To better understand how DNA sequences relate to biological changes, the genomics community is turning to artificial neural networks – a class of machine learning methods first introduced in the 1980s and inspired by the wiring of the brain. More recently, these models have been rebranded as ‘deep neural networks’, which form the field of ‘deep learning’.
A recent review of deep learning for Molecular Systems Biology provides a ‘user guide’ to how deep learning can be applied in genomics – an area of rapid technological change.
“Single-cell genomics allows us to generate a huge amount of highly detailed information about the genome and all the activity happening around it, in many different types and subtypes of cells. The complexity is simply staggering, and the idea of explicitly probing each of these potential interactions individually is not really workable,” says Stegle.
“Most existing methods require you to know a lot up front, for example which patterns in the DNA sequence are informative for a specific task. However, there is a huge number of possible patterns in the genome that we could explore, so these existing methods are not practical for genomics,” adds Christof Angermueller, PhD candidate at EMBL-EBI. “With deep learning, you do not have to spend your time on manually crafting features that capture these patterns. Instead, the model uses raw DNA sequences as input and discovers relevant patters itself.”
Accelerating single-cell genomics
The team leveraged the capacity of deep learning to fill in the gaps in single-cell genomics, an emerging technology that offers a close-up view on epigenetics.
DeepCpG was designed to help scientists learn about the connections between DNA sequences and DNA methylation – a biochemical modification of the genome sequence that can act like an off-switch for individual genes. Methylation plays a key part in important biological processes, including cell development, ageing and cancer progression.
The new method uses genomic and epigenomic data to make predictions about DNA methylation in single cells. This is important because current technologies provide incomplete information about this. With DeepCpG, researchers can obtain a more complete picture of DNA methylation. The model can also be used to obtain new biological insights, for example on the connection between the DNA sequence and methylation.
“DeepCpG actually learns meaningful features in a data-driven manner,” says Angermueller. “It has major advantages over previous methods, including the ability to more accurately predict DNA methylation and to study intercellular differences. By studying the wiring of the learnt network, we can understand how the biology of DNA methylation works. This has allowed us to recover known DNA sequence motifs that are important for methylation changes, as well as to discover new motifs, which are the starting point for future studies.”

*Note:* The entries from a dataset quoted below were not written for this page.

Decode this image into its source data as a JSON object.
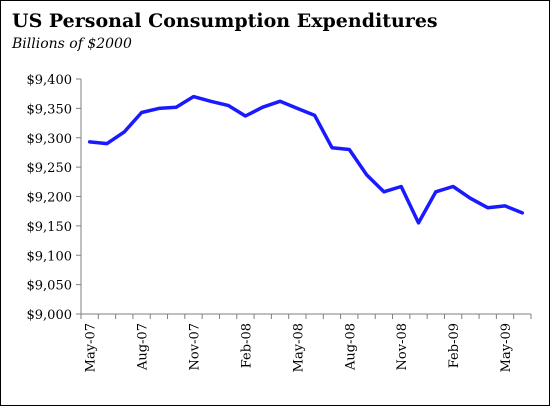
{
  "chart_data": {
    "type": "line",
    "title": "US Personal Consumption Expenditures",
    "subtitle": "Billions of $2000",
    "xlabel": "",
    "ylabel": "",
    "ylim": [
      9000,
      9400
    ],
    "yticks": [
      9000,
      9050,
      9100,
      9150,
      9200,
      9250,
      9300,
      9350,
      9400
    ],
    "ytick_labels": [
      "$9,000",
      "$9,050",
      "$9,100",
      "$9,150",
      "$9,200",
      "$9,250",
      "$9,300",
      "$9,350",
      "$9,400"
    ],
    "x": [
      "May-07",
      "Jun-07",
      "Jul-07",
      "Aug-07",
      "Sep-07",
      "Oct-07",
      "Nov-07",
      "Dec-07",
      "Jan-08",
      "Feb-08",
      "Mar-08",
      "Apr-08",
      "May-08",
      "Jun-08",
      "Jul-08",
      "Aug-08",
      "Sep-08",
      "Oct-08",
      "Nov-08",
      "Dec-08",
      "Jan-09",
      "Feb-09",
      "Mar-09",
      "Apr-09",
      "May-09",
      "Jun-09"
    ],
    "xtick_labels": [
      "May-07",
      "Aug-07",
      "Nov-07",
      "Feb-08",
      "May-08",
      "Aug-08",
      "Nov-08",
      "Feb-09",
      "May-09"
    ],
    "series": [
      {
        "color": "#1a1aff",
        "values": [
          9293,
          9290,
          9310,
          9343,
          9350,
          9352,
          9370,
          9362,
          9355,
          9337,
          9352,
          9362,
          9350,
          9338,
          9283,
          9280,
          9237,
          9208,
          9217,
          9155,
          9208,
          9217,
          9197,
          9181,
          9184,
          9172
        ]
      }
    ],
    "grid": false,
    "legend": "none"
  }
}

“We have demonstrated that DeepCpG enables to accurately predict and analyse DNA methylation in single cells. However, DeepCpG is just one example of how we can apply deep learning to genomics and single-cell technologies,” says Stegle. “It is exciting to see the versatile applications deep learning has already found in genomics. I am looking forward to seeing more deep learning techniques come online. I believe it will make a big difference to how we study biology and has the potential to yield new answers about how life works.”

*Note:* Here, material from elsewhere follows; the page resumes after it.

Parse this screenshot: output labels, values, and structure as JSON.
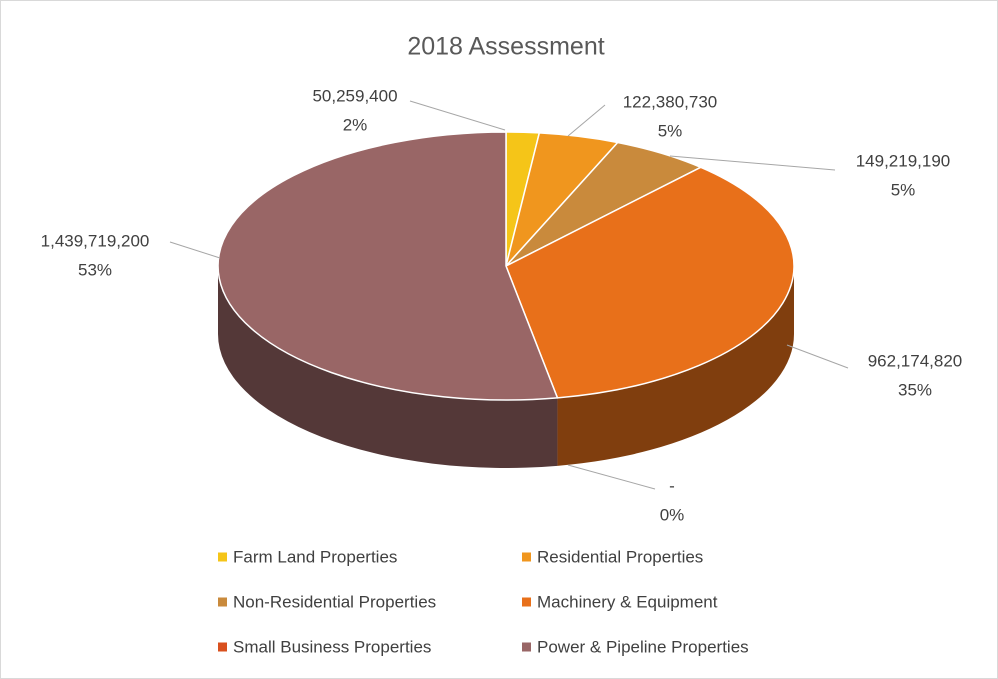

“Single cell epigenomics methods provide exciting insights into cell heterogeneity in development, ageing and disease; however if you are just dealing with two genomes (in a single cell) bits of information are often lost during the experiment,” explains Wolf Reik of the Babraham Institute Wolf Reik of the Babraham Institute and Associate Faculty member at the Sanger Institute. “This new method recognises patterns of the epigenome in single cells and then reconstructs lost information, returning a data-rich single cell epigenome.”
"Deep learning is now the state-of-the art in many fields. We are exploring its utility for making sense of large scale biological data. Pioneering studies, such as the one by Angermueller and colleagues, prove that there is lot to be gained by using deep learning methods in computational biology,” concludes Leopold Parts, Group Leader at the Sanger Institute.